In determining what damages the plaintiffs are entitled to recover, the inquiry is, What does the evidence show the contract was worth to the plaintiffs when the defendant breached it, considering their rights as agents to sell these lands under its provisions and their rights as optionees to purchase the land ? We find the evidence is too vague and indefinite for ascertaining with reasonable certainty what damages, if any, the plaintiffs suffered by being deprived of their right to continue selling these lands throughout the contract period.
“An option is not a sale. It is a right of election in the party taking the same to exercise a privilege, and only when that privilege has become exercised by acceptance in the manner specified in the agreement does it become an absolute contract, binding upon both parties.

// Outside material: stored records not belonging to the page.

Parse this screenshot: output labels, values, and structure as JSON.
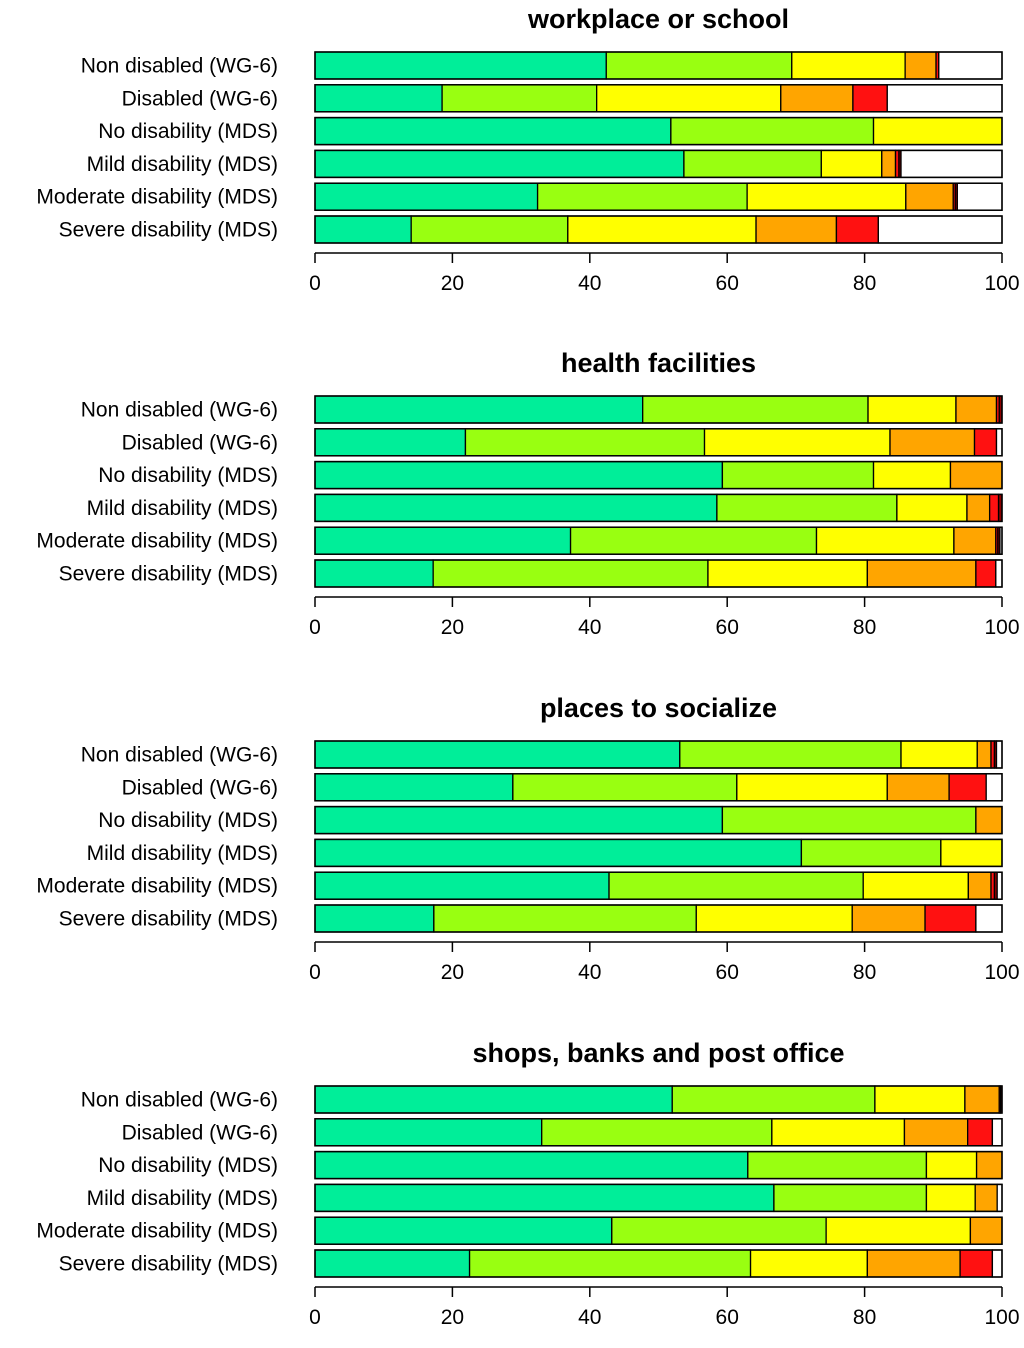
{
  "chart_data": {
    "type": "stacked-bar-horizontal",
    "segment_colors": [
      "#00EE99",
      "#99FF11",
      "#FFFF00",
      "#FFA500",
      "#FF1111",
      "#8B0000",
      "#FFFFFF"
    ],
    "xlim": [
      0,
      100
    ],
    "ticks": [
      "0",
      "20",
      "40",
      "60",
      "80",
      "100"
    ],
    "panels": [
      {
        "title": "workplace or school",
        "categories": [
          "Non disabled (WG-6)",
          "Disabled (WG-6)",
          "No disability (MDS)",
          "Mild disability (MDS)",
          "Moderate disability (MDS)",
          "Severe disability (MDS)"
        ],
        "values": [
          [
            42.4,
            27.0,
            16.5,
            4.5,
            0.4,
            0,
            9.2
          ],
          [
            18.5,
            22.5,
            26.8,
            10.5,
            5.0,
            0,
            16.7
          ],
          [
            51.8,
            29.5,
            18.7,
            0,
            0,
            0,
            0
          ],
          [
            53.7,
            20.0,
            8.8,
            2.0,
            0.5,
            0.3,
            14.7
          ],
          [
            32.4,
            30.5,
            23.1,
            6.9,
            0.3,
            0.3,
            6.5
          ],
          [
            14.0,
            22.8,
            27.4,
            11.7,
            6.1,
            0,
            18.0
          ]
        ]
      },
      {
        "title": "health facilities",
        "categories": [
          "Non disabled (WG-6)",
          "Disabled (WG-6)",
          "No disability (MDS)",
          "Mild disability (MDS)",
          "Moderate disability (MDS)",
          "Severe disability (MDS)"
        ],
        "values": [
          [
            47.7,
            32.8,
            12.8,
            5.9,
            0.4,
            0.4,
            0
          ],
          [
            21.9,
            34.8,
            27.0,
            12.3,
            3.2,
            0,
            0.8
          ],
          [
            59.3,
            22.0,
            11.2,
            7.5,
            0,
            0,
            0
          ],
          [
            58.5,
            26.2,
            10.2,
            3.3,
            1.3,
            0.5,
            0
          ],
          [
            37.2,
            35.8,
            20.0,
            6.1,
            0.3,
            0.3,
            0.3
          ],
          [
            17.2,
            40.0,
            23.2,
            15.8,
            2.9,
            0,
            0.9
          ]
        ]
      },
      {
        "title": "places to socialize",
        "categories": [
          "Non disabled (WG-6)",
          "Disabled (WG-6)",
          "No disability (MDS)",
          "Mild disability (MDS)",
          "Moderate disability (MDS)",
          "Severe disability (MDS)"
        ],
        "values": [
          [
            53.1,
            32.2,
            11.1,
            2.0,
            0.5,
            0.3,
            0.8
          ],
          [
            28.8,
            32.6,
            21.9,
            9.0,
            5.4,
            0,
            2.3
          ],
          [
            59.3,
            36.9,
            0,
            3.8,
            0,
            0,
            0
          ],
          [
            70.8,
            20.3,
            8.9,
            0,
            0,
            0,
            0
          ],
          [
            42.8,
            37.0,
            15.3,
            3.3,
            0.5,
            0.4,
            0.7
          ],
          [
            17.3,
            38.2,
            22.7,
            10.6,
            7.4,
            0,
            3.8
          ]
        ]
      },
      {
        "title": "shops, banks and post office",
        "categories": [
          "Non disabled (WG-6)",
          "Disabled (WG-6)",
          "No disability (MDS)",
          "Mild disability (MDS)",
          "Moderate disability (MDS)",
          "Severe disability (MDS)"
        ],
        "values": [
          [
            52.0,
            29.5,
            13.1,
            5.0,
            0.2,
            0.2,
            0
          ],
          [
            33.0,
            33.5,
            19.3,
            9.2,
            3.6,
            0,
            1.4
          ],
          [
            63.0,
            26.0,
            7.3,
            3.7,
            0,
            0,
            0
          ],
          [
            66.8,
            22.2,
            7.1,
            3.2,
            0,
            0,
            0.7
          ],
          [
            43.2,
            31.2,
            21.0,
            4.6,
            0,
            0,
            0
          ],
          [
            22.5,
            40.9,
            17.0,
            13.5,
            4.7,
            0,
            1.4
          ]
        ]
      }
    ]
  }
}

It is simply a contract by which the owner of property agrees with another person that he shall have the right to buy his property at a fixed price within a certain time. Ry such an agreement he does not sell his land, nor does he at that time enter into an absolute contract to sell and convey, but he does agree to sell something ; that is, the right or privilege to buy at the election or option of the party with whom the agreement is made. The optionee under such an agreement takes, not lands, nor even an absolute agreement that he shall have lands conveyed to him, but he does get something of value; that is, the right to call for a conveyance of the lands if he elects to purchase in the manner specified. ... It is a unilateral agreement containing the terms and conditions upon which the optionor agrees to sell and convey his land not yet ripened into an absolute contract to sell and convey on one side and to purchase and pay on the other.”
By the Court. — The judgment appealed from is modified on the plaintiffs’ appeal by striking out the words “six cents” and inserting in lieu thereof the following: “twelve thousand three hundred and nine dollars,” and as so modified is affirmed ; and that the defendant have nothing on its appeal.